Money Management Tips
An often-overlooked area of managing your financial spread betting career is money management. In a business that revolves almost entirely around dealing in money, it is surprising that so many traders pay little attention to the state of their trading accounts and their wider finances, with apparently no thought for the medium and long-term. Yet the frequency of poor money management is no excuse for this fatal trading flaw, and adopting a sensible, reasoned approach to managing your trading finances is critical to your success or otherwise.
In spread betting, as with any other form of trading, your cash is the lifeblood of your earnings - without ongoing investment in your trading positions, you can be sure that your earnings will quickly dry up. At the same time, you will notice a constant stream of losing trades, sapping your resources and applying even more pressure on you to deliver winning trades. Don't be disheartened by this - even the best traders regularly lose. Markets are unpredictable and losses inevitable - the trick lies in ensure that at least 20% of your trades win, and win big enough to at least offset the damage of the remaining 80%. This takes a careful approach to money management, and an understanding of your trading limits.

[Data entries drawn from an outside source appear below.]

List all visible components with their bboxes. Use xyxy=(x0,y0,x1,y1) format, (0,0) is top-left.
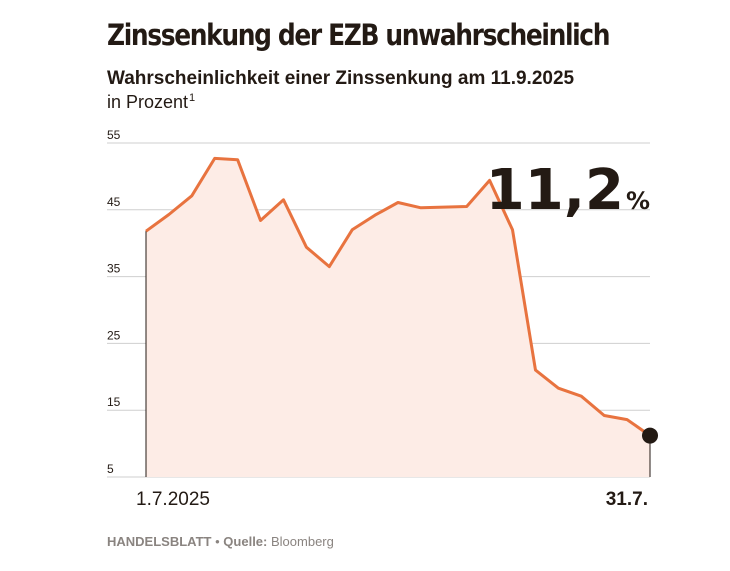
y-tick-label: 5 xyxy=(107,462,114,476)
y-tick-label: 55 xyxy=(107,128,121,142)
y-axis-ticks: 55 45 35 25 15 5 xyxy=(107,128,121,476)
x-label-start: 1.7.2025 xyxy=(136,489,210,510)
series-line xyxy=(145,156,651,437)
y-tick-label: 15 xyxy=(107,395,121,409)
source-separator: • xyxy=(215,534,220,549)
unit-footnote: 1 xyxy=(189,92,196,104)
chart-title: Zinssenkung der EZB unwahrscheinlich xyxy=(107,18,610,52)
chart-subtitle: Wahrscheinlichkeit einer Zinssenkung am … xyxy=(107,68,575,89)
source-note: HANDELSBLATT • Quelle: Bloomberg xyxy=(107,534,334,549)
brand-name: HANDELSBLATT xyxy=(107,534,212,549)
source-name: Bloomberg xyxy=(271,534,334,549)
unit-text: in Prozent xyxy=(107,92,189,112)
x-label-end: 31.7. xyxy=(606,489,648,510)
y-tick-label: 25 xyxy=(107,328,121,342)
highlight-value: 11,2% xyxy=(486,158,650,223)
y-tick-label: 35 xyxy=(107,262,121,276)
unit-label: in Prozent1 xyxy=(107,92,195,113)
y-tick-label: 45 xyxy=(107,195,121,209)
source-label: Quelle: xyxy=(223,534,268,549)
series-area xyxy=(146,158,650,477)
last-value-marker xyxy=(642,427,658,444)
highlight-number: 11,2 xyxy=(486,158,624,223)
highlight-unit: % xyxy=(626,187,650,215)
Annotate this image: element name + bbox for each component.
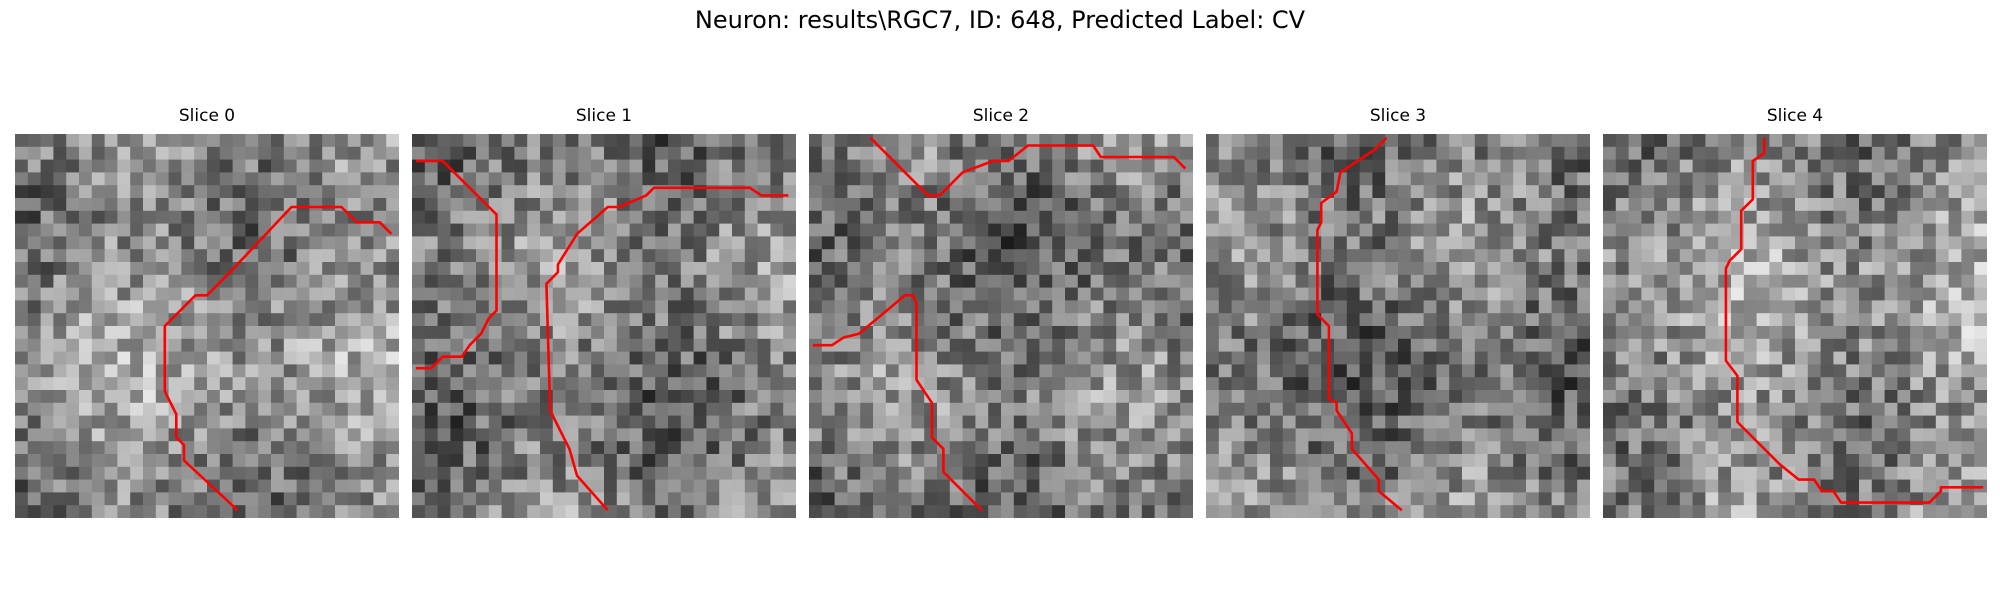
neuron-trace bbox=[869, 136, 1187, 197]
neuron-trace bbox=[163, 205, 393, 512]
slice-title: Slice 4 bbox=[1766, 106, 1824, 126]
neuron-trace bbox=[1724, 137, 1984, 504]
pixel-grid bbox=[1603, 134, 1987, 518]
slice-image bbox=[1206, 134, 1590, 518]
figure-title: Neuron: results\RGC7, ID: 648, Predicted… bbox=[694, 6, 1306, 34]
slice-image bbox=[809, 134, 1193, 518]
slice-title: Slice 2 bbox=[972, 106, 1030, 126]
slice-image bbox=[412, 134, 796, 518]
slice-title: Slice 3 bbox=[1369, 106, 1427, 126]
slice-image bbox=[1603, 134, 1987, 518]
pixel-grid bbox=[15, 134, 399, 518]
slice-title: Slice 1 bbox=[575, 106, 633, 126]
neuron-trace bbox=[545, 186, 789, 512]
neuron-trace bbox=[415, 159, 498, 370]
pixel-grid bbox=[412, 134, 796, 518]
neuron-trace bbox=[1316, 136, 1403, 512]
pixel-grid bbox=[809, 134, 1193, 518]
pixel-grid bbox=[1206, 134, 1590, 518]
neuron-trace bbox=[812, 294, 983, 512]
slice-image bbox=[15, 134, 399, 518]
slice-title: Slice 0 bbox=[178, 106, 236, 126]
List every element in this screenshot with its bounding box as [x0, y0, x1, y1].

Spread betting is highly leveraged in both directions. You might win £100 on one trade and lose it again just as quickly on another, because every point is another multiple of your stake in your favour, or against your trading balance. That means you need to seriously think about how much you can afford to stake on a single transaction, and how many transactions you want to have open at any one time.
As a rule of thumb, a trading account with £500 shouldn't trade at more than £1 a point. In terms of the number of open positions, you should be looking at no more than 5 or 6. This might seem a little cautious, but the numbers in spread betting can be deceptive. If 6 positions each lose 10 points, that's £60 off of your trading balance - 12% of your account wiped out in one day.
If those same positions lose 20 or 30 points, you're looking at real problems. Remember that managing your money isn't a short-term cash flow thing - it's a long-term consideration that you must constantly bear in mind, and anything you lose now won't necessarily be available for you to trade in six months' time. Therefore, it's imperative to make sure you don't get greedy and over think it - slow and steady most definitely wins the race.
After all, if you invested your £500 in a top earning savings account at even an unrealistic 10% yield, you'd only be looking at a return of £550 (before tax) in the year - with cautious spread betting, it can be easily possible to yield a couple of percent a day, and via the magic of compound interest, you can quickly build your trading capital.
Finally, it's important to remember that spread betting doesn't take place in a vacuum, and even if you're trading numbers on a computer screen, you should constantly bear in mind that you're trading real cash, and your on-screen liability can and will follow you into the offline domain.
Don't take any stupid risks that you can afford - it's not worth it. Patience will pay off, and sensible money management will ensure you're still in the game in years to come, and in a strong position to take advantage of the more lucrative opportunities that present themselves.